BACKGROUND: Within the emergency department (ED) setting, anterior cruciate ligament (ACL) rupture is commonly misdiagnosed, leading to improper treatment and potential meniscal injury and total joint replacement. Utilizing traditional clinical tests to diagnosis ACL rupture leads to the correct diagnosis in about 30% of cases. The lever sign is a new and effective clinical test used to diagnose ACL rupture with 100% sensitivity.

OBJECTIVE: We aim to study if the lever sign used in the ED setting is more sensitive to diagnose ACL rupture than traditional tests.

METHODS: Patients between 12 and 55 years of age were examined utilizing either traditional methods or the lever sign. Diagnostic findings in the ED were compared with those of a sports medicine specialist using magnetic resonance imaging as the diagnostic standard. A survey was given to ED providers to collect data on diagnosis and physician confidence in diagnosis.

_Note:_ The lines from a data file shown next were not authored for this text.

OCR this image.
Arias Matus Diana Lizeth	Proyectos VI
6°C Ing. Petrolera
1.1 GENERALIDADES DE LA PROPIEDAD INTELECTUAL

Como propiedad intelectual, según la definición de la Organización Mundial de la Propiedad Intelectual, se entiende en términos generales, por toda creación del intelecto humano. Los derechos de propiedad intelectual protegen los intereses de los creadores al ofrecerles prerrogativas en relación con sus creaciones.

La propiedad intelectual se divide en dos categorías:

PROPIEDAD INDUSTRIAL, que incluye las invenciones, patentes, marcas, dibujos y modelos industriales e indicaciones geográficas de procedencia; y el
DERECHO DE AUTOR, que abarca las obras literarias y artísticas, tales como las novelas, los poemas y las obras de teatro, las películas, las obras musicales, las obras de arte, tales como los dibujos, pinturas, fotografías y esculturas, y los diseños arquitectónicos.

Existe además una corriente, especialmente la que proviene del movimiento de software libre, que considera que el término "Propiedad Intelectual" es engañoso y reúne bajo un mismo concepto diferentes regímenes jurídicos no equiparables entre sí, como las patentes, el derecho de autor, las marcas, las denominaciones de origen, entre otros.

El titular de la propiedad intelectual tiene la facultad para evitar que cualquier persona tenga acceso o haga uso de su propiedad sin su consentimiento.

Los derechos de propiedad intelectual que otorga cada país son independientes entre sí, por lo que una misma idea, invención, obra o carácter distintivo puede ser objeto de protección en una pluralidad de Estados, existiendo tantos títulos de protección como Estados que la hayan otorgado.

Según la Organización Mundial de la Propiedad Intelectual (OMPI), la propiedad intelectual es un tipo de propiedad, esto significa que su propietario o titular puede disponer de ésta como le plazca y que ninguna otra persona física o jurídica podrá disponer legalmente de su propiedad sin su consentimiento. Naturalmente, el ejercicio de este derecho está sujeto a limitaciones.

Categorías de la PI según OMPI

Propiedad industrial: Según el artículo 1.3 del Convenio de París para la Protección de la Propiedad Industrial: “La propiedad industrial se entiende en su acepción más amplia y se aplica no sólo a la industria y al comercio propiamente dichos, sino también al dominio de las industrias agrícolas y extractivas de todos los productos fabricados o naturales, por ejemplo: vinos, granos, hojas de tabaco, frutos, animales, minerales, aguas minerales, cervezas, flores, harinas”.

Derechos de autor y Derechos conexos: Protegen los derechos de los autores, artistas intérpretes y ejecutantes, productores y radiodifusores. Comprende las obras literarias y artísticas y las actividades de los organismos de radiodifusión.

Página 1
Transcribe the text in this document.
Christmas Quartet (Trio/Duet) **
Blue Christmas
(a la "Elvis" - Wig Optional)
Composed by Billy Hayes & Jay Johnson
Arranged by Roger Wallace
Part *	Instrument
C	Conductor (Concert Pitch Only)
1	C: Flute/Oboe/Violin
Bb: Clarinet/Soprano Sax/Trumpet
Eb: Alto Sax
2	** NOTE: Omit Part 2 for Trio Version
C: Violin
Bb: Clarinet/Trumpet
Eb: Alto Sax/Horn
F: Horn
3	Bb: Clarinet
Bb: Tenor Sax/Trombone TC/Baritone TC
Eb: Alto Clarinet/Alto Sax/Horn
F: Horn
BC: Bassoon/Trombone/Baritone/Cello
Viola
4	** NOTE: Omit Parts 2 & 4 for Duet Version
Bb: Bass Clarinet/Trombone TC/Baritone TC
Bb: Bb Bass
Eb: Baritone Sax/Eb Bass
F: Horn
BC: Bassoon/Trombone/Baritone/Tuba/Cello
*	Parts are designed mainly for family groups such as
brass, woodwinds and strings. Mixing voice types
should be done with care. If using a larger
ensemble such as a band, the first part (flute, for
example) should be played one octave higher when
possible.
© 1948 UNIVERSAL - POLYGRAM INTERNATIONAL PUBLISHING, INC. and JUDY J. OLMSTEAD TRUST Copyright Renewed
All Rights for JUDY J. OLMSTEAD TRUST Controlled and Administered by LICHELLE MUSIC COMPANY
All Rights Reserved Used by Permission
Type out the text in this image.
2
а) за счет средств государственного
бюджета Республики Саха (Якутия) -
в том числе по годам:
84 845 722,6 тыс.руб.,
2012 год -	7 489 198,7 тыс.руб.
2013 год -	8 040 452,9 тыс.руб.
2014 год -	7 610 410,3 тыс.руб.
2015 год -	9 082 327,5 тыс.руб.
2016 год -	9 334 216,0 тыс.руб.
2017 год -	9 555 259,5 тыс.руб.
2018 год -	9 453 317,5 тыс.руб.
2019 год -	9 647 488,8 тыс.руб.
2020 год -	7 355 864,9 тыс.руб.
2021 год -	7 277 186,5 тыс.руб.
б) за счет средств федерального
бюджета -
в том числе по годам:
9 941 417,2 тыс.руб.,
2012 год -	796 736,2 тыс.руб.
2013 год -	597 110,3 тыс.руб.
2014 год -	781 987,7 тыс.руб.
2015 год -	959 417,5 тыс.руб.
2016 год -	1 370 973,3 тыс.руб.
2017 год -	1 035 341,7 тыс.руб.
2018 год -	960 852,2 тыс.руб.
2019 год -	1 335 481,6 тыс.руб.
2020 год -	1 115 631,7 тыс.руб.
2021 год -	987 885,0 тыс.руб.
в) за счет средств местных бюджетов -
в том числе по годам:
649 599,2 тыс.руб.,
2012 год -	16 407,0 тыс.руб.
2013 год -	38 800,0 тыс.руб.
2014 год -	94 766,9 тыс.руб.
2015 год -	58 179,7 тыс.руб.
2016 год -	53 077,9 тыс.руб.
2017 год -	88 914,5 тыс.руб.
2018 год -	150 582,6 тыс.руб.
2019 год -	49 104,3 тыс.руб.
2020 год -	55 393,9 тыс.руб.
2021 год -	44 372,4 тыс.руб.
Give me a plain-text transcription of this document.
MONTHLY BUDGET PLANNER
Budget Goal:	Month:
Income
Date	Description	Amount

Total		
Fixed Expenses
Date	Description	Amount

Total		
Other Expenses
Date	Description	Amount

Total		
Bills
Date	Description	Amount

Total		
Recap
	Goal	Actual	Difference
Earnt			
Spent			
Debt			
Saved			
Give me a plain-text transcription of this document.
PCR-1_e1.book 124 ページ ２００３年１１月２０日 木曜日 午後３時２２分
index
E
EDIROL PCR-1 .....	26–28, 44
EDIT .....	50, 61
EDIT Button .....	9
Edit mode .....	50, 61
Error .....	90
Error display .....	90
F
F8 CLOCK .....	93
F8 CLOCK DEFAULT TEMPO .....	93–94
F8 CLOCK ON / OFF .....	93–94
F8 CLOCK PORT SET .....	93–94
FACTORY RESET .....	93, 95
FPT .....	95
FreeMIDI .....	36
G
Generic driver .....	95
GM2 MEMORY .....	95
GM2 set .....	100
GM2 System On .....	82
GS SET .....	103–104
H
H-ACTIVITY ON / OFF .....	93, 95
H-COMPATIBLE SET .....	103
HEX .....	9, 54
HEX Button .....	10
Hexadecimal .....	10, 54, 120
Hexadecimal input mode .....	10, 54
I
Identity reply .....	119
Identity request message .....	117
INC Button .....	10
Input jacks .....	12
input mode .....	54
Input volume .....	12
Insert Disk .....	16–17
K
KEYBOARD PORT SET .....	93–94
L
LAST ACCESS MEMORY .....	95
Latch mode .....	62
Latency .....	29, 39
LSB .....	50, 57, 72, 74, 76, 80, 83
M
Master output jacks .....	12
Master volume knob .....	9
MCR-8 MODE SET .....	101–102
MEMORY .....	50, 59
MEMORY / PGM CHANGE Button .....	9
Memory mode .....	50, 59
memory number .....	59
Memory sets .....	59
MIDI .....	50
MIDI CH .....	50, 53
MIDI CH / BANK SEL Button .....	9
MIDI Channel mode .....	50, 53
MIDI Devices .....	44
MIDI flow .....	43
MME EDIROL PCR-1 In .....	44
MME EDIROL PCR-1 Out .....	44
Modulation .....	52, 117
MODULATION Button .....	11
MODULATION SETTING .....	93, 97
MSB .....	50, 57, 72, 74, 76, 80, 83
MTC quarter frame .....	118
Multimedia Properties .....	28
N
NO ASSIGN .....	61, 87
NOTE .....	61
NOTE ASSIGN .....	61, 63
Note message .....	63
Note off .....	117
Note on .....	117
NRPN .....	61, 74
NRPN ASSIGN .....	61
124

RESULTS: The sensitivity of the lever sign was 100% (94.7% accuracy, 93.75% specificity), whereas the sensitivity of the anterior drawer/Lachman test was 40% (87.5% accuracy, 100% specificity). Physician confidence in diagnosis was higher utilizing the lever sign vs. the anterior drawer/Lachman test at 8.45 (±1.82) compared with 7.72 (±1.82) out of 10, respectively. There was no statistically significant association between diagnostic accuracy with either test and level of training of the ED provider.

CONCLUSION: Implementation of the lever sign in the ED setting resulted in a higher sensitivity, higher physician confidence in screening test diagnosis, and a decrease in the number of undiagnosed ACL ruptures.